Mattia Bosco 

 

 

Mattia Bosco expresses sculpture through the birth of an act of encounter. An encounter between man and matter, between intuition and geology, between the moment and immemorial times.

Bosco has never ceased to think of matter as a partner in dialogue, a living and meaningful entity. His approach to sculpture runs counter to gestures of domination or technical mastery. He does not seek to subjugate the stone to form, but to listen to it, to allow it to express what it already contains.

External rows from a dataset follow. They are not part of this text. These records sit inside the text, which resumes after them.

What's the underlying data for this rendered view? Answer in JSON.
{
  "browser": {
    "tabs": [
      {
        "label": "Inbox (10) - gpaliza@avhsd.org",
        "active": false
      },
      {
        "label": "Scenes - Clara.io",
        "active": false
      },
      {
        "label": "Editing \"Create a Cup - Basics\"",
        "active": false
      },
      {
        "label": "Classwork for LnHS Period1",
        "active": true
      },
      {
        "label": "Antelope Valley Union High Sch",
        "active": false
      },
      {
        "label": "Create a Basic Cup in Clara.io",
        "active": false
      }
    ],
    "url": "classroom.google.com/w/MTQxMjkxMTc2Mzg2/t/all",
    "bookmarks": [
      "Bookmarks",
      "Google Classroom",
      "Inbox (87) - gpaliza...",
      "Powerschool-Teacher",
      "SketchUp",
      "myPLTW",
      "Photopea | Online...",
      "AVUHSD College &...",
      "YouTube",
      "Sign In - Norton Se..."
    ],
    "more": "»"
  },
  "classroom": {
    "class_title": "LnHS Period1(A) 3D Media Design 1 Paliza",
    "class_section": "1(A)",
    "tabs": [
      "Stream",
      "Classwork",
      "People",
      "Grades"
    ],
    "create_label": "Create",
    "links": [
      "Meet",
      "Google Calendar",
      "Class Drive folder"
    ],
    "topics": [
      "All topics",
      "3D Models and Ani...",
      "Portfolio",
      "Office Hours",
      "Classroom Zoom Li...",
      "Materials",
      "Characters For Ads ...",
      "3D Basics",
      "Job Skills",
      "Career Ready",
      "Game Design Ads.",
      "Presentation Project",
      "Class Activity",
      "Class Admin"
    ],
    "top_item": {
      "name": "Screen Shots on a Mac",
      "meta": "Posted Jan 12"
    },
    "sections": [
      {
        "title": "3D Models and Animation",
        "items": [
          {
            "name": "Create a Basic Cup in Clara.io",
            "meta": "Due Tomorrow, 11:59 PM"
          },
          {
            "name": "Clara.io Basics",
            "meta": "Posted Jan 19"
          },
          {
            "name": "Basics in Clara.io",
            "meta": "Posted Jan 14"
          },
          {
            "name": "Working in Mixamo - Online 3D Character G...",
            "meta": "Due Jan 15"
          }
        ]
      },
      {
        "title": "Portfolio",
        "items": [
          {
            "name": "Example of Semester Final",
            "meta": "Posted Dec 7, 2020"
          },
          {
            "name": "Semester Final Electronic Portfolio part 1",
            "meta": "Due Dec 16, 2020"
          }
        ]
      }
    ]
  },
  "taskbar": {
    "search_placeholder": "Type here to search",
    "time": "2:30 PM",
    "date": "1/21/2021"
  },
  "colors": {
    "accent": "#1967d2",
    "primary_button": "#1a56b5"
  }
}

Bosco approaches each block as a world unto itself. He chooses his materials for their singularities: a crack, a hue, a particular density. The stone—Carrara marble, granite, serpentine, porphyry, basalt—carries within it a geological memory, an almost cosmic duration. Contrary to an extractive or decorative vision, he treats the material with an almost sacred respect, as an organism endowed with memory, language, and its own breath.
 
Mattia Bosco sculpts less than he reveals. Born in Milan in 1976, he studied philosophy before devoting himself entirely to sculpture. He approaches the material not as a medium to be shaped according to a preconceived idea, but as a living, autonomous entity with which he enters into dialogue. For him, stone is never neutral. It is already inhabited, imbued with history, geological memory and silent energy.

His practice is based on a deep respect for the material, patiently listening to what it carries within it. Unlike the classical approach to sculpture, which imposes a form on the material, Mattia Bosco adapts to what he discovers, guided by the veins, breaks and irregularities of the raw stone. He likes to say that he does not sculpt stone, but with it.